Awesome
GCP Secret Manager Hush Provider
This package provides a Hush Provider to resolve Google Cloud Platform's Secret Manager secrets.
Documentation can be found at https://hexdocs.pm/hush_gcp_secret_manager.
Installation
The package can be installed by adding hush_gcp_secret_manager
to your list
of dependencies in mix.exs
:
def deps do
[
{:hush, "~> 1.0"},
{:hush_gcp_secret_manager, "~> 1.1"}
]
end
This module relies on goth
to fetch secrets from the Google Cloud Platform API. As such you need to configure goth which is used in hush_gcp_secret_manager
, the configuration is the same as if you were to configure a child_spec as per their documentation.

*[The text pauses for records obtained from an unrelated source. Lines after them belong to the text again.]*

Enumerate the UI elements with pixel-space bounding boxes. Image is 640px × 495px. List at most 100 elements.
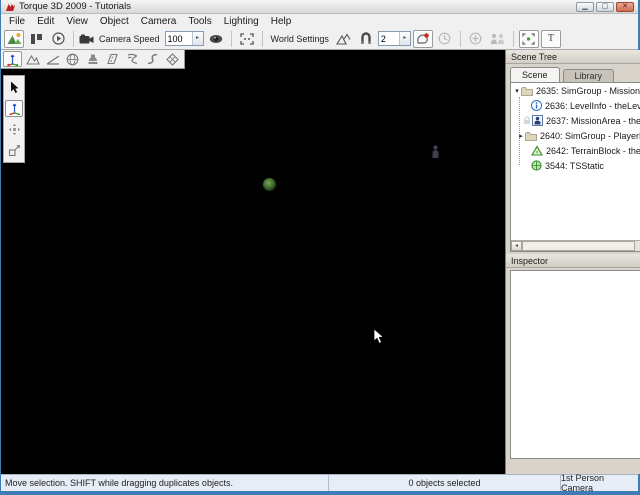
window-title: Torque 3D 2009 - Tutorials: [19, 1, 131, 12]
title-bar: Torque 3D 2009 - Tutorials ▁ ▢ ✕: [1, 0, 638, 14]
play-game-button[interactable]: [48, 30, 68, 48]
snap-size-field: ▸: [378, 31, 411, 46]
tab-library[interactable]: Library: [563, 69, 615, 82]
road-icon: [106, 53, 119, 65]
menu-edit[interactable]: Edit: [31, 16, 60, 27]
rotate-gizmo-icon: [8, 123, 21, 136]
tree-item-missiongroup[interactable]: ▾ 2635: SimGroup - MissionGroup: [511, 83, 640, 98]
status-message: Move selection. SHIFT while dragging dup…: [1, 475, 328, 491]
menu-file[interactable]: File: [3, 16, 31, 27]
tree-horizontal-scrollbar[interactable]: ◂ ▸: [511, 240, 640, 251]
terrain-snap-icon: [336, 33, 351, 45]
toolbar-separator: [262, 31, 263, 47]
scrollbar-thumb[interactable]: [522, 241, 635, 251]
render-text-button[interactable]: T: [541, 30, 561, 48]
scale-tool[interactable]: [5, 142, 23, 159]
toolbar-separator: [73, 31, 74, 47]
slope-pencil-icon: [46, 54, 60, 65]
editor-tool-palette: [1, 50, 185, 69]
scrollbar-track[interactable]: [635, 241, 640, 251]
status-bar: Move selection. SHIFT while dragging dup…: [1, 474, 638, 491]
move-tool[interactable]: [5, 100, 23, 117]
tree-item-label: 2635: SimGroup - MissionGroup: [536, 86, 640, 96]
stamp-icon: [87, 53, 99, 65]
material-editor-tool[interactable]: [63, 51, 82, 67]
mouse-cursor: [373, 328, 385, 345]
world-settings-label: World Settings: [268, 34, 332, 44]
viewport[interactable]: [1, 50, 505, 474]
terrain-snap-button[interactable]: [334, 30, 354, 48]
grid-snap-icon: [438, 32, 451, 45]
main-toolbar: Camera Speed ▸ World Settings: [1, 28, 638, 50]
drop-add-button[interactable]: [466, 30, 486, 48]
select-arrow-icon: [10, 81, 19, 94]
camera-mode: 1st Person Camera: [560, 475, 638, 491]
tree-item-missionarea[interactable]: 2637: MissionArea - theMis: [511, 113, 640, 128]
torque-logo-icon: [5, 2, 16, 12]
camera-speed-spinner[interactable]: ▸: [192, 32, 203, 45]
toolbar-separator: [460, 31, 461, 47]
tab-library-label: Library: [575, 71, 603, 81]
tree-item-tsstatic[interactable]: 3544: TSStatic: [511, 158, 640, 173]
river-editor-tool[interactable]: [123, 51, 142, 67]
menu-camera[interactable]: Camera: [135, 16, 183, 27]
scene-object-gizmo[interactable]: [263, 178, 276, 191]
menu-view[interactable]: View: [60, 16, 94, 27]
right-dock: Scene Tree Scene Library: [505, 50, 640, 474]
soft-snap-button[interactable]: [356, 30, 376, 48]
menu-lighting[interactable]: Lighting: [218, 16, 265, 27]
player-spawn-marker[interactable]: [431, 145, 440, 159]
scroll-left-icon[interactable]: ◂: [511, 241, 522, 251]
tree-item-label: 2640: SimGroup - PlayerDropP: [540, 131, 640, 141]
mesh-road-editor-tool[interactable]: [163, 51, 182, 67]
tree-item-label: 2636: LevelInfo - theLevelInfo: [545, 101, 640, 111]
scene-tree-tabs: Scene Library: [506, 64, 640, 82]
axis-gizmo-icon: [6, 53, 19, 66]
camera-speed-label: Camera Speed: [96, 34, 163, 44]
visibility-button[interactable]: [206, 30, 226, 48]
object-snap-button[interactable]: [413, 30, 433, 48]
rotate-tool[interactable]: [5, 121, 23, 138]
menu-tools[interactable]: Tools: [182, 16, 217, 27]
bounds-icon: [522, 33, 535, 45]
menu-bar: File Edit View Object Camera Tools Light…: [1, 14, 638, 28]
camera-icon: [79, 34, 94, 44]
tree-item-playerdrop[interactable]: ▸ 2640: SimGroup - PlayerDropP: [511, 128, 640, 143]
tree-item-label: 2642: TerrainBlock - theTerrain: [546, 146, 640, 156]
tree-item-label: 2637: MissionArea - theMis: [546, 116, 640, 126]
folder-icon: [521, 86, 533, 96]
menu-help[interactable]: Help: [265, 16, 298, 27]
object-editor-tool[interactable]: [3, 51, 22, 67]
tree-item-levelinfo[interactable]: 2636: LevelInfo - theLevelInfo: [511, 98, 640, 113]
object-snap-icon: [416, 32, 430, 45]
camera-speed-input[interactable]: [166, 32, 192, 45]
grid-snap-button[interactable]: [435, 30, 455, 48]
move-gizmo-icon: [8, 102, 21, 115]
drop-players-button[interactable]: [488, 30, 508, 48]
camera-speed-field: ▸: [165, 31, 204, 46]
tab-scene[interactable]: Scene: [510, 67, 560, 82]
path-editor-tool[interactable]: [143, 51, 162, 67]
eye-icon: [209, 34, 223, 44]
maximize-button[interactable]: ▢: [596, 2, 614, 12]
snap-size-spinner[interactable]: ▸: [399, 32, 410, 45]
decal-road-editor-tool[interactable]: [103, 51, 122, 67]
collapse-arrow-icon[interactable]: ▸: [517, 132, 525, 140]
datablock-editor-tool[interactable]: [83, 51, 102, 67]
tree-item-terrainblock[interactable]: 2642: TerrainBlock - theTerrain: [511, 143, 640, 158]
terrain-painter-tool[interactable]: [43, 51, 62, 67]
add-circle-icon: [469, 32, 482, 45]
expand-arrow-icon[interactable]: ▾: [513, 87, 521, 95]
render-bounds-button[interactable]: [519, 30, 539, 48]
scene-tree-view: ▾ 2635: SimGroup - MissionGroup 2636: Le…: [510, 82, 640, 252]
gui-editor-button[interactable]: [26, 30, 46, 48]
world-editor-button[interactable]: [4, 30, 24, 48]
snap-size-input[interactable]: [379, 32, 399, 45]
close-button[interactable]: ✕: [616, 2, 634, 12]
minimize-button[interactable]: ▁: [576, 2, 594, 12]
inspector-pane: ▴ ▾: [510, 270, 640, 459]
screenshot-button[interactable]: [237, 30, 257, 48]
menu-object[interactable]: Object: [94, 16, 135, 27]
select-tool[interactable]: [5, 79, 23, 96]
terrain-editor-tool[interactable]: [23, 51, 42, 67]
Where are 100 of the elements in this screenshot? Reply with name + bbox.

As the provider needs to start both applications, it needs to registered as a provider in hush
, so that it gets loaded during startup.
# config/config.exs
alias Hush.Provider.GcpSecretManager
# ensure hush loads GcpSecretManager during startup
config :hush,
providers: [GcpSecretManager]
config :hush_gcp_secret_manager,
project_id: "my_project_id",
goth: [name: MyApp.Goth, source: ...],
goth_timeout: 5_000 # milliseconds
GCP Authorization
In order to retrieve secrets from GCP, ensure the service account you use has the Secret Manager Secret Accessor role (roles/secretmanager.secretAccessor
).
Usage
The following example reads the password and the pool size for CloudSQL from secret manager into the ecto repo configuration.
# config/prod.exs
alias Hush.Provider.GcpSecretManager
config :app, App.Repo,
password: {:hush, GcpSecretManager, "CLOUDSQL_PASSWORD"},
pool_size: {:hush, GcpSecretManager, "ECTO_POOL_SIZE", cast: :integer, default: 10}
License
Hush is released under the Apache License 2.0 - see the LICENSE file.